The isolated Synthesiser containers runs perfectly well with either a rootless or user-namespaced docker installation.

With a rootless installation, the generated files (models or synthetic data) are owned by the same user who owns the Docker process. If the system is configured so that the train or generate batch process is run by the same user who owns the Docker daemon, the command above can be used but without the need to specify a --user for the container (since it automatically runs as the right user).

# create a $USER writable directory for the synthetic data
$ dir=$(mktemp -d)

# no need for root as the docker daemon process is owned by $USER
$ docker run \ 
    --rm \
    -v /home/user/hazy:/mount/input:Z \
    -v $dir:/mount/output:Z \
    --tmpfs /tmp:rw,noexec \
    --cap-drop=ALL \
    --security-opt=no-new-privileges \
    synthesizer/image run --parameters /mount/input/params.json

# $dir/generated.csv will be owned by $USER
$ cat $dir/generated.csv

User namespaced Docker

However, the situation with a user-namespaced installation is more complex. In this configuration, the output files are always owned by the unprivileged user Docker runs the containers as.

As stated in the Docker documentation:

This re-mapping is transparent to the container, but introduces some configuration complexity in situations where the container needs access to resources on the Docker host, such as bind mounts into areas of the filesystem that the system user cannot write to.
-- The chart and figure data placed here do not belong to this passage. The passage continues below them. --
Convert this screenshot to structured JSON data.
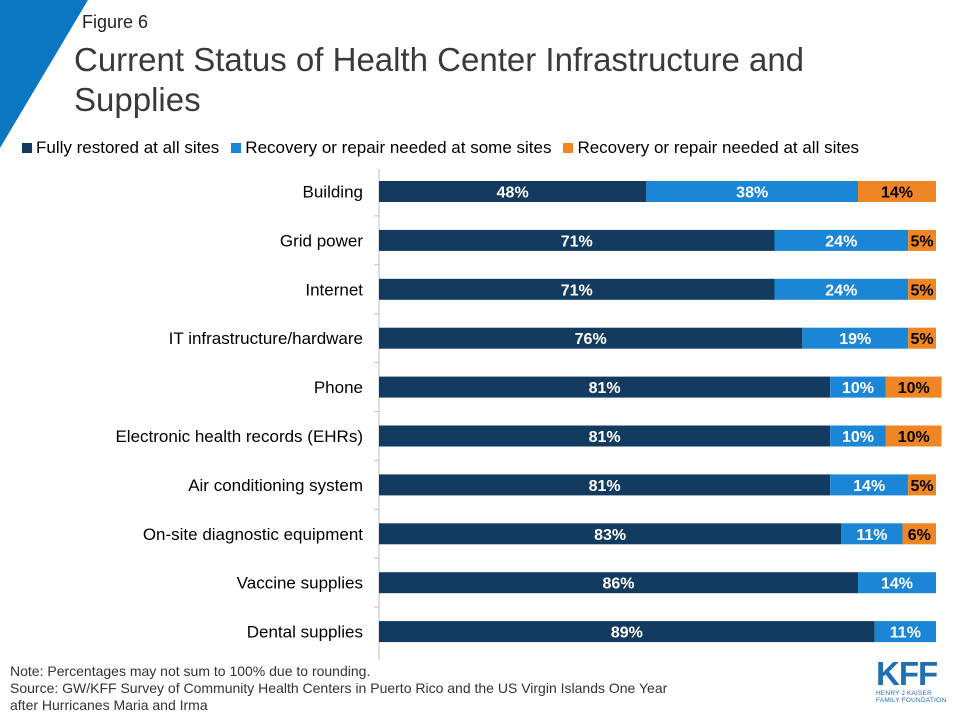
{
  "figure_label": "Figure 6",
  "colors": {
    "corner": "#0b77c3",
    "series": [
      "#133a5f",
      "#1a86d5",
      "#f08523"
    ],
    "logo": "#1f6fb2"
  },
  "chart_data": {
    "type": "bar",
    "orientation": "horizontal",
    "stacked": true,
    "title": "Current Status of Health Center Infrastructure and Supplies",
    "categories": [
      "Building",
      "Grid power",
      "Internet",
      "IT infrastructure/hardware",
      "Phone",
      "Electronic health records (EHRs)",
      "Air conditioning system",
      "On-site diagnostic equipment",
      "Vaccine supplies",
      "Dental supplies"
    ],
    "series": [
      {
        "name": "Fully restored at all sites",
        "values": [
          48,
          71,
          71,
          76,
          81,
          81,
          81,
          83,
          86,
          89
        ]
      },
      {
        "name": "Recovery or repair needed at some sites",
        "values": [
          38,
          24,
          24,
          19,
          10,
          10,
          14,
          11,
          14,
          11
        ]
      },
      {
        "name": "Recovery or repair needed at all sites",
        "values": [
          14,
          5,
          5,
          5,
          10,
          10,
          5,
          6,
          0,
          0
        ]
      }
    ],
    "value_suffix": "%",
    "xlim": [
      0,
      100
    ],
    "legend_position": "top",
    "grid": false
  },
  "note": {
    "line1": "Note: Percentages may not sum to 100% due to rounding.",
    "line2": "Source: GW/KFF Survey of Community Health Centers in Puerto Rico and the US Virgin Islands One Year",
    "line3": "after Hurricanes Maria and Irma"
  },
  "logo": {
    "mark": "KFF",
    "line1": "HENRY J KAISER",
    "line2": "FAMILY FOUNDATION"
  }
}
From a security standpoint, it is best to avoid these situations.

If you have configured Docker with user namespace remapping and the file ownership issue is a problem then one solution is to disable the user-namespace remapping and run the container as the logged in user:

docker run ... --userns=host --user $(id -u):$(id -g) synthesizer/image ...

This works exactly as described above for the rootfull Docker configuration.

Hazy Hub

The hub requires more privileges in order to be able to spawn training and generation tasks from the UI. Consult the main installation documentation for details.